Das Besuchererlebnis: Eine Reise durch die menschliche Seele
Der Besuch der Ausstellung "Herr, wohin sonst sollten wir gehen?" ist eine intensive und bewegende Erfahrung. Die sorgfältig kuratierten Exponate, die eindringlichen Geschichten und die interaktiven Elemente schaffen eine Atmosphäre, die den Besucher tief berührt und zum Nachdenken anregt. Die Ausstellung ist kein einfacher Museumsbesuch, sondern eine Reise durch die menschliche Seele, eine Auseinandersetzung mit den großen Fragen des Lebens – Heimat, Identität und Zugehörigkeit.
Die architektonische Gestaltung der Ausstellung unterstützt das emotionale Erlebnis. Die Räume sind bewusst dunkel gehalten, um eine Atmosphäre der Intimität und des Respekts zu schaffen. Die Beleuchtung ist auf die Exponate fokussiert, um die Aufmerksamkeit des Besuchers auf die einzelnen Objekte zu lenken. Die Texte sind prägnant und verständlich formuliert, um auch ein breites Publikum anzusprechen.
Raum für Reflexion und Austausch
Die Ausstellung bietet dem Besucher ausreichend Raum für Reflexion und Austausch.

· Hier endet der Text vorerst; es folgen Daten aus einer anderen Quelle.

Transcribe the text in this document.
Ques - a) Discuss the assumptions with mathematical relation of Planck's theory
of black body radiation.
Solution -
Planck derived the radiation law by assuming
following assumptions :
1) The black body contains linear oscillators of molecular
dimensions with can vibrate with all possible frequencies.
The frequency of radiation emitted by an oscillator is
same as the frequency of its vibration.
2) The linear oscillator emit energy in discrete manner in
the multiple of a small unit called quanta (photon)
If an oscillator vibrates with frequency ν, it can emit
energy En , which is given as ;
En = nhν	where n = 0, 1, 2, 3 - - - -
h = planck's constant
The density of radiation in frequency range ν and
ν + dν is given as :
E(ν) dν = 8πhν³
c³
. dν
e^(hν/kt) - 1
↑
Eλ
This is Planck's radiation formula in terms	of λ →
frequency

Es gibt ruhige Bereiche, in denen man innehalten und die Eindrücke verarbeiten kann. Es gibt auch Möglichkeiten, mit anderen Besuchern ins Gespräch zu kommen und sich über die eigenen Erfahrungen und Perspektiven auszutauschen. Dieser Austausch kann dazu beitragen, Vorurteile abzubauen und das Verständnis für andere Kulturen und Lebensweisen zu fördern.

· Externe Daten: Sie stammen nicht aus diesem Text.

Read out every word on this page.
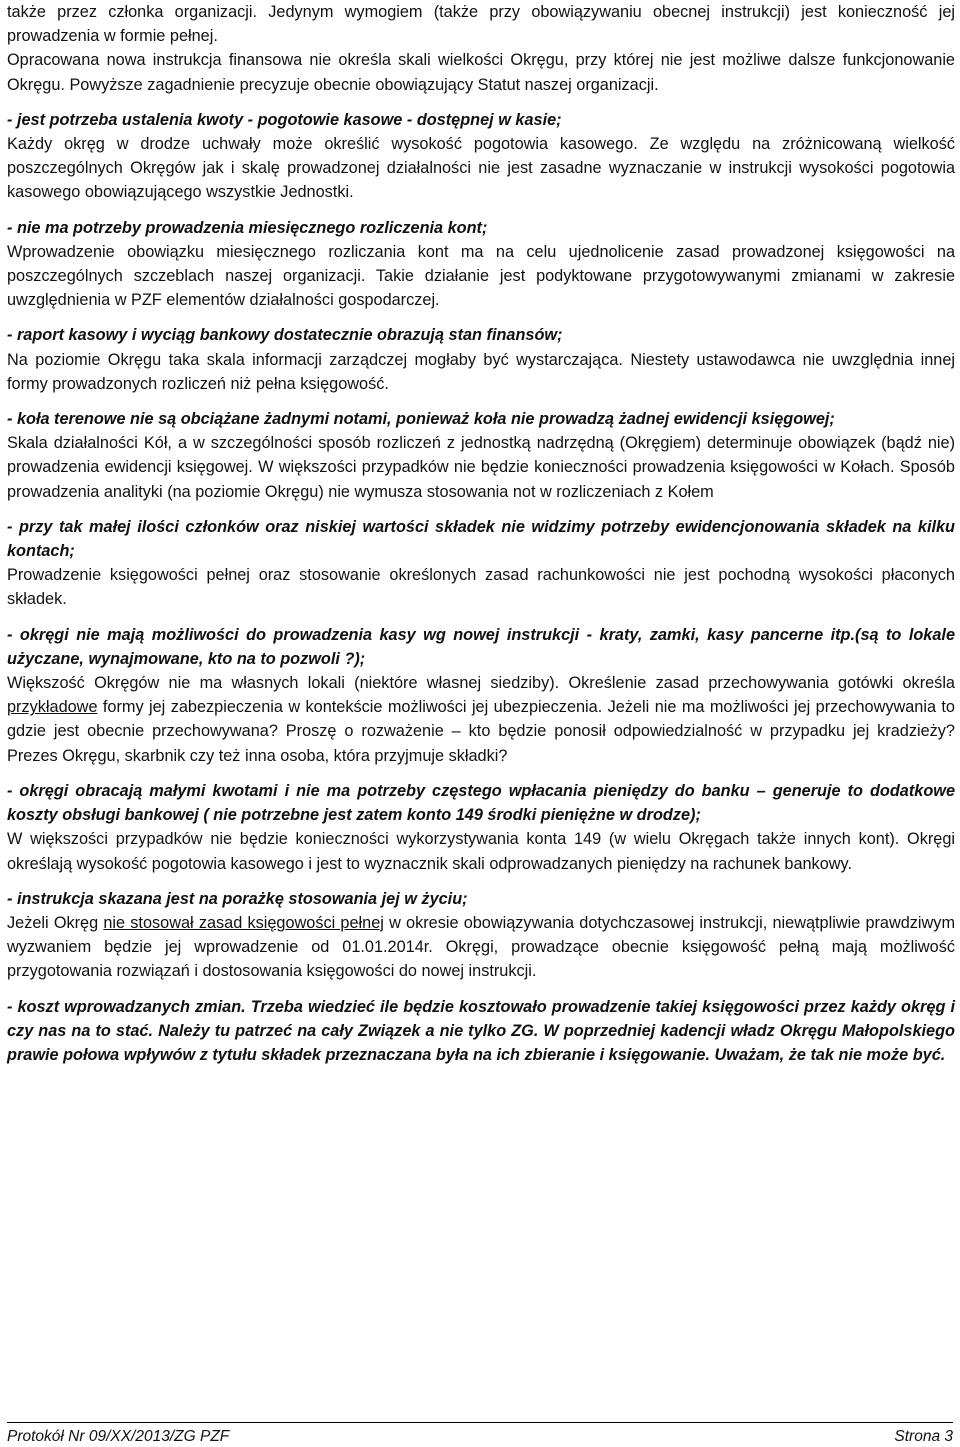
także przez członka organizacji. Jedynym wymogiem (także przy obowiązywaniu obecnej instrukcji) jest konieczność jej prowadzenia w formie pełnej.

Opracowana nowa instrukcja finansowa nie określa skali wielkości Okręgu, przy której nie jest możliwe dalsze funkcjonowanie Okręgu. Powyższe zagadnienie precyzuje obecnie obowiązujący Statut naszej organizacji.

- jest potrzeba ustalenia kwoty - pogotowie kasowe - dostępnej w kasie;

Każdy okręg w drodze uchwały może określić wysokość pogotowia kasowego. Ze względu na zróżnicowaną wielkość poszczególnych Okręgów jak i skalę prowadzonej działalności nie jest zasadne wyznaczanie w instrukcji wysokości pogotowia kasowego obowiązującego wszystkie Jednostki.

- nie ma potrzeby prowadzenia miesięcznego rozliczenia kont;

Wprowadzenie obowiązku miesięcznego rozliczania kont ma na celu ujednolicenie zasad prowadzonej księgowości na poszczególnych szczeblach naszej organizacji. Takie działanie jest podyktowane przygotowywanymi zmianami w zakresie uwzględnienia w PZF elementów działalności gospodarczej.

- raport kasowy i wyciąg bankowy dostatecznie obrazują stan finansów;

Na poziomie Okręgu taka skala informacji zarządczej mogłaby być wystarczająca. Niestety ustawodawca nie uwzględnia innej formy prowadzonych rozliczeń niż pełna księgowość.

- koła terenowe nie są obciążane żadnymi notami, ponieważ koła nie prowadzą żadnej ewidencji księgowej;

Skala działalności Kół, a w szczególności sposób rozliczeń z jednostką nadrzędną (Okręgiem) determinuje obowiązek (bądź nie) prowadzenia ewidencji księgowej. W większości przypadków nie będzie konieczności prowadzenia księgowości w Kołach. Sposób prowadzenia analityki (na poziomie Okręgu) nie wymusza stosowania not w rozliczeniach z Kołem

- przy tak małej ilości członków oraz niskiej wartości składek nie widzimy potrzeby ewidencjonowania składek na kilku kontach;

Prowadzenie księgowości pełnej oraz stosowanie określonych zasad rachunkowości nie jest pochodną wysokości płaconych składek.

- okręgi nie mają możliwości do prowadzenia kasy wg nowej instrukcji - kraty, zamki, kasy pancerne itp.(są to lokale użyczane, wynajmowane, kto na to pozwoli ?);

Większość Okręgów nie ma własnych lokali (niektóre własnej siedziby). Określenie zasad przechowywania gotówki określa przykładowe formy jej zabezpieczenia w kontekście możliwości jej ubezpieczenia. Jeżeli nie ma możliwości jej przechowywania to gdzie jest obecnie przechowywana? Proszę o rozważenie – kto będzie ponosił odpowiedzialność w przypadku jej kradzieży? Prezes Okręgu, skarbnik czy też inna osoba, która przyjmuje składki?

- okręgi obracają małymi kwotami i nie ma potrzeby częstego wpłacania pieniędzy do banku – generuje to dodatkowe koszty obsługi bankowej ( nie potrzebne jest zatem konto 149 środki pieniężne w drodze);

W większości przypadków nie będzie konieczności wykorzystywania konta 149 (w wielu Okręgach także innych kont). Okręgi określają wysokość pogotowia kasowego i jest to wyznacznik skali odprowadzanych pieniędzy na rachunek bankowy.

- instrukcja skazana jest na porażkę stosowania jej w życiu;

Jeżeli Okręg nie stosował zasad księgowości pełnej w okresie obowiązywania dotychczasowej instrukcji, niewątpliwie prawdziwym wyzwaniem będzie jej wprowadzenie od 01.01.2014r. Okręgi, prowadzące obecnie księgowość pełną mają możliwość przygotowania rozwiązań i dostosowania księgowości do nowej instrukcji.

- koszt wprowadzanych zmian. Trzeba wiedzieć ile będzie kosztowało prowadzenie takiej księgowości przez każdy okręg i czy nas na to stać. Należy tu patrzeć na cały Związek a nie tylko ZG. W poprzedniej kadencji władz Okręgu Małopolskiego prawie połowa wpływów z tytułu składek przeznaczana była na ich zbieranie i księgowanie. Uważam, że tak nie może być.
Protokół Nr 09/XX/2013/ZG PZF	Strona 3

Die Ausstellung ist zwar thematisch anspruchsvoll und emotional fordernd, aber dennoch zugänglich und verständlich gestaltet. Sie richtet sich an ein breites Publikum und will Menschen jeden Alters und jeder Herkunft erreichen. Sie ist ein wichtiger Beitrag zur Auseinandersetzung mit dem Thema Migration und ein Plädoyer für eine offene, tolerante und solidarische Gesellschaft.
Letztendlich hinterlässt die Ausstellung "Herr, wohin sonst sollten wir gehen?" den Besucher mit einer tiefen Erkenntnis: Die Suche nach einem Ort der Zugehörigkeit ist ein universelles menschliches Bedürfnis. Und die Verantwortung, eine Welt zu schaffen, in der jeder Mensch in Würde und Sicherheit leben kann, liegt bei uns allen.
Der Titel der Ausstellung, entnommen aus dem Johannesevangelium (Joh 6,68), ist bewusst gewählt. Er verweist auf die grundlegende Frage, die sich Menschen stellen, die ihre Heimat verlassen mussten: Wohin sollen wir gehen, wenn nicht zu dir, zu eurer Gesellschaft, zu eurer Menschlichkeit? Die Ausstellung ist eine Einladung, diese Frage ernst zu nehmen und sich aktiv an der Gestaltung einer Welt zu beteiligen, in der niemand mehr gezwungen ist, seine Heimat zu verlassen.